While the politicians are busy burning down Rome the market is not ignoring their handiwork. Last week the market threw off a sell signal that has ominous implications in the present circumstances.
Thirty or forty years ago Marty Zweig published the 4% indicator (attributed to Ned Davis). Like landmines that sleep quietly subsurface till someone steps on them the indicator has slumbered peacefully until this week, when the Dow was down 4.2%. Zweig’s indicator was not based on the Dow. Rather it was based on the Value Line. The Value Line was down almost 5%.
Zweig demonstrated, and recent studies have re-validated the method – that buying a 4% upweek in the Value Line (or selling a 4% downweek) resulted in performance nearing 20 times better than buy and hold. The Value Line index is used as the signal, and the trades are made in midcap indexes –or actually, in our opinion almost any of the indices.
We don’t think you have to believe in this signal to have pessimistic expectations for the market this coming week.

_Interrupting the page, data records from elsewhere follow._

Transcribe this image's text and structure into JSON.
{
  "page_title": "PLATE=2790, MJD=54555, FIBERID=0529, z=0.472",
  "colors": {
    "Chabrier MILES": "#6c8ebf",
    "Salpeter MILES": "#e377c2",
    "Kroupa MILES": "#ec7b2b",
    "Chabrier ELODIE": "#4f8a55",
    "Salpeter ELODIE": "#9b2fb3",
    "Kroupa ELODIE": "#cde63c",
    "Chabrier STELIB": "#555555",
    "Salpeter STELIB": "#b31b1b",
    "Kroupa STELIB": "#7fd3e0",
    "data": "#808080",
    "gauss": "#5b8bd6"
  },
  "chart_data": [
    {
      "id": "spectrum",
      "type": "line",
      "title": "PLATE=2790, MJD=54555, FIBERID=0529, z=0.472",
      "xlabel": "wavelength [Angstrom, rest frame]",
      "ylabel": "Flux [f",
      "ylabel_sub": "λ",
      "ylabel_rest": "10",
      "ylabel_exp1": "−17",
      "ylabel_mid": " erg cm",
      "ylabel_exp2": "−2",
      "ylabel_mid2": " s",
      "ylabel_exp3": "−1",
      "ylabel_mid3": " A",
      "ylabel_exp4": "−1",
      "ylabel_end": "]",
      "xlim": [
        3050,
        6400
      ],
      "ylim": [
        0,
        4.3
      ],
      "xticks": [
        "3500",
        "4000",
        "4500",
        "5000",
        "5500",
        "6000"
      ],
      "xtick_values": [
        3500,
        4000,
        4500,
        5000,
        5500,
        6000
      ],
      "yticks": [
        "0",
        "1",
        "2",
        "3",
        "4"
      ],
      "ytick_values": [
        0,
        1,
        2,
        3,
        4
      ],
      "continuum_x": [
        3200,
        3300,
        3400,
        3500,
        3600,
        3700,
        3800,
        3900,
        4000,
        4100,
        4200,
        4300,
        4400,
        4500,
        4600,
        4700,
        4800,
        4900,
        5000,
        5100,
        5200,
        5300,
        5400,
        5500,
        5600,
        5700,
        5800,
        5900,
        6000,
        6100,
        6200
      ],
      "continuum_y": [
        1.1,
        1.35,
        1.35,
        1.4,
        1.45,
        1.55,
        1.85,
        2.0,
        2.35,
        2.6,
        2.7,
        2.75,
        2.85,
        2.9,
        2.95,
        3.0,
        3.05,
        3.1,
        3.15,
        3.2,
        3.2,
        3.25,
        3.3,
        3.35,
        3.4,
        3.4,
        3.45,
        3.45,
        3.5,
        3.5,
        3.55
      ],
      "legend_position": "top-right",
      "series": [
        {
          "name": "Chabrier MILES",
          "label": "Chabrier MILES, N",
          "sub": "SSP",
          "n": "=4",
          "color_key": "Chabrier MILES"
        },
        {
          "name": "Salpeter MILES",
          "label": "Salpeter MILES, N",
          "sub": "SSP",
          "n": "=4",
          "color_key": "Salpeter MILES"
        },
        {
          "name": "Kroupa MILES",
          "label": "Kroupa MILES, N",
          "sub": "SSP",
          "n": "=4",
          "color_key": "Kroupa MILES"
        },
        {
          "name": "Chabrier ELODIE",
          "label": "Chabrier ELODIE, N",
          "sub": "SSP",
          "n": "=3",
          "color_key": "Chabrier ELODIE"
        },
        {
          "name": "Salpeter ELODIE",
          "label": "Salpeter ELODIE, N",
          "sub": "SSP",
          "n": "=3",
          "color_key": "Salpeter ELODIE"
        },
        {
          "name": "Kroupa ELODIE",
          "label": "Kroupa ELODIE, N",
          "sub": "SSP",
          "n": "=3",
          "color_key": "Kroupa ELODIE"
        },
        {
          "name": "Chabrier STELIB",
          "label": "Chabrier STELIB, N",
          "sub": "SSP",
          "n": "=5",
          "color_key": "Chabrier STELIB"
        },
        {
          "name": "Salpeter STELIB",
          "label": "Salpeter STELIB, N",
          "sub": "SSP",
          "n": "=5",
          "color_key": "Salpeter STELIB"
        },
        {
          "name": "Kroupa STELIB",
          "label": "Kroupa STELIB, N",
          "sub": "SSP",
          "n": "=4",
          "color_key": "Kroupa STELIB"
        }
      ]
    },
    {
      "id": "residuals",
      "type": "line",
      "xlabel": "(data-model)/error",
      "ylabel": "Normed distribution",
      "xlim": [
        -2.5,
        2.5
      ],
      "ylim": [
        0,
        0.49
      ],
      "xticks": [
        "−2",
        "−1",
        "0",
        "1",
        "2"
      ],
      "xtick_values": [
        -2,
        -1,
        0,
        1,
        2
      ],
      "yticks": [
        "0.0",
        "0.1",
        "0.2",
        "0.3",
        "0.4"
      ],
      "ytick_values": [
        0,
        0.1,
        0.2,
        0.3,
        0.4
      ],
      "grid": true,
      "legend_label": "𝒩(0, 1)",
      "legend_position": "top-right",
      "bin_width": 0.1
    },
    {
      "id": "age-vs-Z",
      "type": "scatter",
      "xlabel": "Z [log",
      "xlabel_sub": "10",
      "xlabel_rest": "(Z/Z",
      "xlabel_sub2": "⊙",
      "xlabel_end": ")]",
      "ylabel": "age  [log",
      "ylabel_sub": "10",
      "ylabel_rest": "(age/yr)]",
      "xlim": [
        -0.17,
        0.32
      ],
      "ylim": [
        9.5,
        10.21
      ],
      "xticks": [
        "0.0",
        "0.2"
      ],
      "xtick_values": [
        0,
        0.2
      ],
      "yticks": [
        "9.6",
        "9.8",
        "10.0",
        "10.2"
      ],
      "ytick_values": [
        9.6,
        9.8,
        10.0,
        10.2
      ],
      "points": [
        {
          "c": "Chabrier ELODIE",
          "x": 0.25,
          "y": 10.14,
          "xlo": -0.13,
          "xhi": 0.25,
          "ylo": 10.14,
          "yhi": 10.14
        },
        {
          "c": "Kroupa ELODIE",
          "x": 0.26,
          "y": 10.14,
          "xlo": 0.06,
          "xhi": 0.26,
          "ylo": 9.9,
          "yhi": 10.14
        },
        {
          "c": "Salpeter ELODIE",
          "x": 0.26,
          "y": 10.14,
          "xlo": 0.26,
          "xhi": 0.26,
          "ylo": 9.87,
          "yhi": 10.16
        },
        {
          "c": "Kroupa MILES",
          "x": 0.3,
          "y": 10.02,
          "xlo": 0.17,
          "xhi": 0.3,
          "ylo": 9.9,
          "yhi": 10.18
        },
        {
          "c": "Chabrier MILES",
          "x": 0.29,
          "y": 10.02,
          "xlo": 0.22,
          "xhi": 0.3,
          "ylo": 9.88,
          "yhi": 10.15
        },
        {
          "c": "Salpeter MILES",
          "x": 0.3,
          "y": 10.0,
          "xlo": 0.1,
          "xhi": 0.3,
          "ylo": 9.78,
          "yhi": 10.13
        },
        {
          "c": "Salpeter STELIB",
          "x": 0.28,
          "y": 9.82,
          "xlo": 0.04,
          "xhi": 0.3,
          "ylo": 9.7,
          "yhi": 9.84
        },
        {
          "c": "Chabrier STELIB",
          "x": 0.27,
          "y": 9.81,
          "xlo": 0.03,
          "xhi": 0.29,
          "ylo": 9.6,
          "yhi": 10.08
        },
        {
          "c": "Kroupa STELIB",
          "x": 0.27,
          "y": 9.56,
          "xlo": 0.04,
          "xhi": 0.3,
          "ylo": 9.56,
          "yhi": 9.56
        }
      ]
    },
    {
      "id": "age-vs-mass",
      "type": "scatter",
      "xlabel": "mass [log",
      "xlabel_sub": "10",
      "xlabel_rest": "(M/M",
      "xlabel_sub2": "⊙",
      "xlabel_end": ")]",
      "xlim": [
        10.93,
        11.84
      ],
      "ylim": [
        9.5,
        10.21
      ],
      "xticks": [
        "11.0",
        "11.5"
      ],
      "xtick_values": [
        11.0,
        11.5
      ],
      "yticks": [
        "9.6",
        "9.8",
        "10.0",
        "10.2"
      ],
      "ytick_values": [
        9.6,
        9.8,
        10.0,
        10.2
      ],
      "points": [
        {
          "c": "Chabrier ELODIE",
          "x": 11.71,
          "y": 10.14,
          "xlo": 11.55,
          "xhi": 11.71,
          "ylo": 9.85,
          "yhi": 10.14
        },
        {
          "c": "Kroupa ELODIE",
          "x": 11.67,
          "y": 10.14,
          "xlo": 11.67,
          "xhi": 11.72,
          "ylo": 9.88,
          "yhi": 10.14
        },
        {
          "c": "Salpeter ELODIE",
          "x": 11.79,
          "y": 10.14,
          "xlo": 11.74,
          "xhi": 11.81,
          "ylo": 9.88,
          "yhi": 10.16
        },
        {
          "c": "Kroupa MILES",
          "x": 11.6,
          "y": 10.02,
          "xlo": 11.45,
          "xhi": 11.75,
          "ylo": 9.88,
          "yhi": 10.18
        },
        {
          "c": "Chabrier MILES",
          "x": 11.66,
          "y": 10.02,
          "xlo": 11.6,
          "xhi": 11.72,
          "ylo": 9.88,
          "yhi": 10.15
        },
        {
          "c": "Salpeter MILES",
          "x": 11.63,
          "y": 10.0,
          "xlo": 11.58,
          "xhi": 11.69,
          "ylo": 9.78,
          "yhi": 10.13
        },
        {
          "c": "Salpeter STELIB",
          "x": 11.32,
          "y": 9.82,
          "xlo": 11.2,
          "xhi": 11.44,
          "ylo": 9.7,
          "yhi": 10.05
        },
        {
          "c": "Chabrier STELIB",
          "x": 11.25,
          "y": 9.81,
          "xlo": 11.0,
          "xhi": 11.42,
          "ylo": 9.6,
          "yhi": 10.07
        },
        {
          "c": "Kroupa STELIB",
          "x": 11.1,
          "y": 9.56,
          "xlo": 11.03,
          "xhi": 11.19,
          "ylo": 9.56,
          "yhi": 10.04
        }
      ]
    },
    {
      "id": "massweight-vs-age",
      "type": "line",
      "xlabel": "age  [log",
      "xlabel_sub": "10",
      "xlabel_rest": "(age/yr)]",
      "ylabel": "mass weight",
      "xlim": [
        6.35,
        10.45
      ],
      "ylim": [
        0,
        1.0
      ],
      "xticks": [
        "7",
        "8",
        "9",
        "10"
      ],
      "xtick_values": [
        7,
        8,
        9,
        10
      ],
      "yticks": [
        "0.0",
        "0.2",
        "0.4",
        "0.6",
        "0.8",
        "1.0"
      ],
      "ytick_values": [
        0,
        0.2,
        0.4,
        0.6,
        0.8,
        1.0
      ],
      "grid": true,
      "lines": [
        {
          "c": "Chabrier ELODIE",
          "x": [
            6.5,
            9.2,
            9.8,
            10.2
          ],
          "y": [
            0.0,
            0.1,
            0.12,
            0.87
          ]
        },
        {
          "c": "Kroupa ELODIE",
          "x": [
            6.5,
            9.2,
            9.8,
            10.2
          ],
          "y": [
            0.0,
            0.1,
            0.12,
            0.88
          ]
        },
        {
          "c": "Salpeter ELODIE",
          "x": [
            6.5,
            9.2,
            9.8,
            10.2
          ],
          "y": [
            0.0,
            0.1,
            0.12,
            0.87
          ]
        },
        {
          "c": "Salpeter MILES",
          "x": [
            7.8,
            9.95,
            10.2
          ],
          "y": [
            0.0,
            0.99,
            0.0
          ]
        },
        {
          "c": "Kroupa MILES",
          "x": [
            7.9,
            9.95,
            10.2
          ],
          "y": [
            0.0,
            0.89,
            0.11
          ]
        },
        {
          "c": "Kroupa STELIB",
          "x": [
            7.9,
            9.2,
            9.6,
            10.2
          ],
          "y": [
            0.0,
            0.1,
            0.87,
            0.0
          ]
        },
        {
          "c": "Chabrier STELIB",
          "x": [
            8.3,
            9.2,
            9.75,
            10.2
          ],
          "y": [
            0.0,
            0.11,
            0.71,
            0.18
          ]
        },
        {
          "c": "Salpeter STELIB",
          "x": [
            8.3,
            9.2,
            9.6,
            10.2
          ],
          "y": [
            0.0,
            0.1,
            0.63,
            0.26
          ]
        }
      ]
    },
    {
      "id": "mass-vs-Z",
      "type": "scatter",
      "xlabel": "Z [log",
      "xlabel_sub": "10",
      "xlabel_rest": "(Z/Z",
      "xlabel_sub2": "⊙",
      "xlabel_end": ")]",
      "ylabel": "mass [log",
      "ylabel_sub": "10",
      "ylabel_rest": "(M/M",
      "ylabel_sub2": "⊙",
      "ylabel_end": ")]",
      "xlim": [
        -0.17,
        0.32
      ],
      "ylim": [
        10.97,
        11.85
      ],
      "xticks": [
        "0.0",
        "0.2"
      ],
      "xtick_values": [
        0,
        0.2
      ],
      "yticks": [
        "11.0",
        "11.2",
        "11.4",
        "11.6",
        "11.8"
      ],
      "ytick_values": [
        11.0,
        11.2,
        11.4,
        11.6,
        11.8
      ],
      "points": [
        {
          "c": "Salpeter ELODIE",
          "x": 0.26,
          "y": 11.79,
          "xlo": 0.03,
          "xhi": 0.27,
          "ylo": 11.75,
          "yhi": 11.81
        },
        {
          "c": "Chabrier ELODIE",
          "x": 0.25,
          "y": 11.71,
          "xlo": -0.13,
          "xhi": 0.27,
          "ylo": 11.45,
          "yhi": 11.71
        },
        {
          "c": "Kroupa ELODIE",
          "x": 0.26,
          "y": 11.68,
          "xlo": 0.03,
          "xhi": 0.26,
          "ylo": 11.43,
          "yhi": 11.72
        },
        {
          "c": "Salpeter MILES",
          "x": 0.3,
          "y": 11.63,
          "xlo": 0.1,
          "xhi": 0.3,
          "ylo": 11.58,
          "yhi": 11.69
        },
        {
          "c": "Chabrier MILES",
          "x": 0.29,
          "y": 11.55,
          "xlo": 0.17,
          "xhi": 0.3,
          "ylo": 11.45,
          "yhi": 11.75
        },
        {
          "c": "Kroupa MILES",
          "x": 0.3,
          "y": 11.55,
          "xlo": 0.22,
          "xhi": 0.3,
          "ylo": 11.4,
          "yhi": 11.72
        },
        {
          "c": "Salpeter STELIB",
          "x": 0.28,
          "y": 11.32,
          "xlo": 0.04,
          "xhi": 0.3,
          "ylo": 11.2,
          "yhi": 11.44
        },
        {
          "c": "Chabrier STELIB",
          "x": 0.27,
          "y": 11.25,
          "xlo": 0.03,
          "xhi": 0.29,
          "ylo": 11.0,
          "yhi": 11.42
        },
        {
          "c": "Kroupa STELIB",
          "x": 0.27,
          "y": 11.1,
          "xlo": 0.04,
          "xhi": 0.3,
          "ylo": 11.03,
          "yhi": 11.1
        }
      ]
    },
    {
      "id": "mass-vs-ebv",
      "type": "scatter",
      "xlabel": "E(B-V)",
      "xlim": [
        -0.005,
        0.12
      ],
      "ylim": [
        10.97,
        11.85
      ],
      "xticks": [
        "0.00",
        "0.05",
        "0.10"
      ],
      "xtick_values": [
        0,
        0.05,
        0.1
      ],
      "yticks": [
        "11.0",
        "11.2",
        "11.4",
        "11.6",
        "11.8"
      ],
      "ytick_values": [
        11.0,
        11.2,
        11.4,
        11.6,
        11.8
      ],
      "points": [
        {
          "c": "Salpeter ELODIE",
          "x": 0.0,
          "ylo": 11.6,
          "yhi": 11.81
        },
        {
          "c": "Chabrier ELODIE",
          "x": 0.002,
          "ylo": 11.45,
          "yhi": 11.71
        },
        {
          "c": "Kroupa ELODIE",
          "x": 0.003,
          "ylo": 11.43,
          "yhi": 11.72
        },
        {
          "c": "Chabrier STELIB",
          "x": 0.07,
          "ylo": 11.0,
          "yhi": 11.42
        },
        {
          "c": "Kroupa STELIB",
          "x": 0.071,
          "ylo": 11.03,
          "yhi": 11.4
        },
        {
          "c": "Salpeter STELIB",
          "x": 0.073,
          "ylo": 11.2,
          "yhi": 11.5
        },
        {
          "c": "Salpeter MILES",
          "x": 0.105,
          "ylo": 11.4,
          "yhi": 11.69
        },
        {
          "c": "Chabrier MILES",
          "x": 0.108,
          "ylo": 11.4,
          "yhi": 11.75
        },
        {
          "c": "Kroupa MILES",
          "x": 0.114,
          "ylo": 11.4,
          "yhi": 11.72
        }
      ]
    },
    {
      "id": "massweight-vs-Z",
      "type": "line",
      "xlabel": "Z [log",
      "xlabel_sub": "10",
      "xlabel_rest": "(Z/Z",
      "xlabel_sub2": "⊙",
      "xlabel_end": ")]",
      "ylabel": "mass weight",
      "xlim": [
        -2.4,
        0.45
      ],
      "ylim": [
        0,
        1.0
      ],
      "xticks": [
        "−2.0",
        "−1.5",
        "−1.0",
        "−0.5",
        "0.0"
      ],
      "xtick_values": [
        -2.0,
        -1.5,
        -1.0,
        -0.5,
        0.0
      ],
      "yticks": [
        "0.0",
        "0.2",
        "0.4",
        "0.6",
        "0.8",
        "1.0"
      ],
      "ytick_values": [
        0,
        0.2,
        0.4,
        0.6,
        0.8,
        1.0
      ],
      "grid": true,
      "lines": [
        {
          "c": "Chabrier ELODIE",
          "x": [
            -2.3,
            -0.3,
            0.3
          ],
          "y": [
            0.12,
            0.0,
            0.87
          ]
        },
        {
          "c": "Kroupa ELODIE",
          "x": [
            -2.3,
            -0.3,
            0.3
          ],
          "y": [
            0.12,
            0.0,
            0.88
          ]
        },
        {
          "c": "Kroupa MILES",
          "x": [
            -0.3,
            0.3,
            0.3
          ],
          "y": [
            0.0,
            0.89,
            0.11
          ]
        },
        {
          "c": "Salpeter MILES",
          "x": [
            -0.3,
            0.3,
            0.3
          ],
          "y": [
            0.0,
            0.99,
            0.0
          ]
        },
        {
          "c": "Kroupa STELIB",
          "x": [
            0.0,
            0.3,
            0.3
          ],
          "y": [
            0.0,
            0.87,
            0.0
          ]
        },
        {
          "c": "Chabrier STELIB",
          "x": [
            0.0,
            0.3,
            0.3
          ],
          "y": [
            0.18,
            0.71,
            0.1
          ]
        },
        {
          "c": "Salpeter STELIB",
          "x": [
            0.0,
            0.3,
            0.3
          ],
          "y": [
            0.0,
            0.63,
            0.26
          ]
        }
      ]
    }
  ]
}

We will be mildly astonished if Monday the markets do not send the Washington arsonists, hobbits and trolls and economic know-nothings a stinging message. (Assuming they haven’t magically produced a compromise on Sunday.)
As if the 4% sell signal weren’t bad enough there is then the rule of seven to work on the S&P. Based on this week’s downwave, by the rule of seven the market is calculated to reach 1235.43 on the next wave, then 1198.75 on the next, then 1124.76 on the next and then 903.42 before this series of waves exhausts itself. These are theoretical price targets, not guarantees but it is true that this target calculation technique has much respect among technicians. An article on the technique which Sklarew described is at
edwards-magee.com/ggu/ruleofseven.pdf.
In addition to targets from the rule of seven there is the head and shoulders measuring rule, which targets 1197, approximately.
Running the Wykoff point and figure measuring formula the target is: 1010.58. Stockcharts.com, using its own algorithms sees the target as 1140.
As always edwards-magee.com is not predicting, and we do not stand behind our forecasts. This market analysis is just that – an analysis using the tools of the trade. Every analysis has a 50% chance of being wrong. However investors must use the conditions of the moment to take their positions, and these conditions are very dark at present. We have been shrieking Cassandra-like for months, pointing out the gathering storm. For our personal accounts we are now short the S&P (on the close Friday) and long gold. Most everything else is flat.